Learning Lessons from a Loveable Lion

Kingo Festivals in Egypt bring hope to kids of Garbage City

An egyptian girl smiles as she waits with her friends for the start of the Kingo festival. Photo by Malorie Tull.

The Zabbaleen—or garbage collectors—of Mokattam live among trash, the stench of rotting refuse assaulting the nose. Sometimes, the waste piles two to three stories high. Other times, it keeps company with the residents, who number about 40,000. Pigs play in pens of thick, black mud, streets ooze with debris and goats live atop the roofs of houses.

On any given day, whole families are hard at work, sorting through one-third of Cairo's 10,000 tons of daily garbage, looking for treasure in another man's trash. Fathers lift and bag the garbage, mothers separate cans, and children sort through plastic, seeking reusable items.

It's a difficult life, particularly for children who dream of possibility, not unabated poverty. Is there any hope for the young people who live in the poorest neighborhood in Cairo?

The answer is yes, and all it takes is a stroll through Garbage City to St. Simon the Tanner Church, a 20,000-seat amphitheatre of the Coptic Orthodox Church. On this day, a Kingo Festival is about to begin, and the noise from 2,000 excited children nearly deafens the ears, yet heartens the spirit.

They await the appearance of Kingo, a friendly lion who tells stories of biblical characters and, in the process, shares Christian values with its audience. Drama, singing, puppetry, storytelling and an ultraviolet light show enthrall the children, many of whom have never seen anything like this before. All receive a Kingo flag (which they wave frantically throughout the event), a Scripture Portion and a video or a CD they can share with others. They also are invited to continue learning and growing in ongoing discipleship opportunities with local churches.

This live event, which started in 2005, had its origins in the Kingsley Meadows video series, starring a lion named Kingo. The series, originally produced by the American Bible Society, was adapted by the Bible Society of Egypt (BSE) so that younger children could understand Scriptures in an accessible way. When Kingo quickly became a bestseller, the BSE started to look for ways to build on this success.

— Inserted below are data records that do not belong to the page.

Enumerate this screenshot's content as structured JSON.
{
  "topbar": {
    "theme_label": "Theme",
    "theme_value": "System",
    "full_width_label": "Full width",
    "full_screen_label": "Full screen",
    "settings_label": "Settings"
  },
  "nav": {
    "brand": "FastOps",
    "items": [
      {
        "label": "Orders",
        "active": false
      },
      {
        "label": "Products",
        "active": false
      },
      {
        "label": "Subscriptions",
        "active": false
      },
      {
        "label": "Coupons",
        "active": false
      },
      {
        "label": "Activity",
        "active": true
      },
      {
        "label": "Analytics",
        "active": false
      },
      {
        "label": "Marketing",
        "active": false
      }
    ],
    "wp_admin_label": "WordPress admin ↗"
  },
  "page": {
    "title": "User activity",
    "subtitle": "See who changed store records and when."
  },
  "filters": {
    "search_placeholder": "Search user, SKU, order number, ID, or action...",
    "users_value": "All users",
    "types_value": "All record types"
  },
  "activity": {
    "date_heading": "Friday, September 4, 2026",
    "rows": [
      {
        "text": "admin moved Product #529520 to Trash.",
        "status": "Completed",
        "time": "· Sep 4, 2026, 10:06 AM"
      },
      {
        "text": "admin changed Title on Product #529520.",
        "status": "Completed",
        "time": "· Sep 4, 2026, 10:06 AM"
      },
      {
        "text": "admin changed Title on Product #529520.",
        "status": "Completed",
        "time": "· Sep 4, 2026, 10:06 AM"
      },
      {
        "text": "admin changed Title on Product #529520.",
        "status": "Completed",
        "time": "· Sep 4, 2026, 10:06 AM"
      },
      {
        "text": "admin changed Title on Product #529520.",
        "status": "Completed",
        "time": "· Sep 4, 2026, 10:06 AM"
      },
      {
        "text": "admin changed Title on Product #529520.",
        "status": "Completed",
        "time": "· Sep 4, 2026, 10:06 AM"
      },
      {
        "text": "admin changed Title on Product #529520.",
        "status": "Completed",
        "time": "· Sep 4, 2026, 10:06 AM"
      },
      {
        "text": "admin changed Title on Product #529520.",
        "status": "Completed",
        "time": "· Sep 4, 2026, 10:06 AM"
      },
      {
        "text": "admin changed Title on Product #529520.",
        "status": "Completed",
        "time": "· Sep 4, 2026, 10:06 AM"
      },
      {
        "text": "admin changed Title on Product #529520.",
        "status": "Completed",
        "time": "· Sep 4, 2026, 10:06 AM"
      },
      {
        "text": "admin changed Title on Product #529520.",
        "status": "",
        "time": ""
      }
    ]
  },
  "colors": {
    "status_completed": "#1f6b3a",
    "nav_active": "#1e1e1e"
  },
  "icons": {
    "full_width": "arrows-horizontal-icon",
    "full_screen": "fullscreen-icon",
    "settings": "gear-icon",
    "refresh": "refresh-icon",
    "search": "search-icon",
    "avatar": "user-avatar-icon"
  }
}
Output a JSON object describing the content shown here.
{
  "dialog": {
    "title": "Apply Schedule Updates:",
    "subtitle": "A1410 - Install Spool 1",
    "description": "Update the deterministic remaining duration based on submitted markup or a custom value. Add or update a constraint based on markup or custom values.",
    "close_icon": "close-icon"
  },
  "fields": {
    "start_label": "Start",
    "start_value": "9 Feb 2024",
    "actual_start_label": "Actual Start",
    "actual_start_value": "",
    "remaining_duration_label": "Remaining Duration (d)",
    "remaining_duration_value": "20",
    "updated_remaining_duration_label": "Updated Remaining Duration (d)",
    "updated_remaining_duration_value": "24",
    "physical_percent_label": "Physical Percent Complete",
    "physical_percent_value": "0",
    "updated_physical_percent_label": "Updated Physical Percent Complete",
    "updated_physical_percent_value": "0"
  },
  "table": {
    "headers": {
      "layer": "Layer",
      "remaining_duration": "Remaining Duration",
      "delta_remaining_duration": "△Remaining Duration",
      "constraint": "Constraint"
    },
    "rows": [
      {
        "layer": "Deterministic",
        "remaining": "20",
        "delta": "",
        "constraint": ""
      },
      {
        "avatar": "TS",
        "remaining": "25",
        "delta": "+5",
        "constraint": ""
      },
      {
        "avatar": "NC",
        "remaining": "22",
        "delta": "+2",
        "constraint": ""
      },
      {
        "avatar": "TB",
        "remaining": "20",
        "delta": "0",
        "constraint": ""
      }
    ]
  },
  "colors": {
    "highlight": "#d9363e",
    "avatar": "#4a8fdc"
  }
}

And so the live Kingo performances were born.

Smiles beaming, a group of children heads home waving their Kingo flags. Photo by Malorie Tull.

But Kingo Festivals are more than a day's entertainment. They are a way to impart the Gospel to children who are open to its life-changing message. As a result, many learn the Christian values of love, compassion and kindness.

One example is Martina, 10, who is in the sixth grade and enjoys learning languages, especially English and French. Having attended a Kingo Festival, she says she likes that Kingo 'is strong and perseveres.' Even more important, she says, Kingo encouraged her to help and serve others.

In particular, Martina was concerned about an orphan in her classroom. So she and her friends decided to anonymously give her gifts and other little surprises, such as a birthday party. Gestures like these go a long way in helping a lonely child feel loved and cared for. Even very young children are learning biblical values from Kingo. One mother, for instance, describes her 3-year-old daughter's response to an incident in a taxi cab.

“My daughter noticed that the taxi driver was losing his temper with other drivers,” she says. “She turned to me and said, ‘Mummy, he is acting like that because he has no self-control.' I would have found it impossible to teach her this concept if it had not been for the Kingo materials.”

Aside from teaching children biblical values, Kingo Festivals unite communities throughout Egypt. BSE plans to stage 70 shows throughout Egypt, some in local churches, some in Cairo's Garbage City, and still others in upper Egypt. BSE will work with churches and schools to host these events, which are expected to draw 100,000 children this year alone.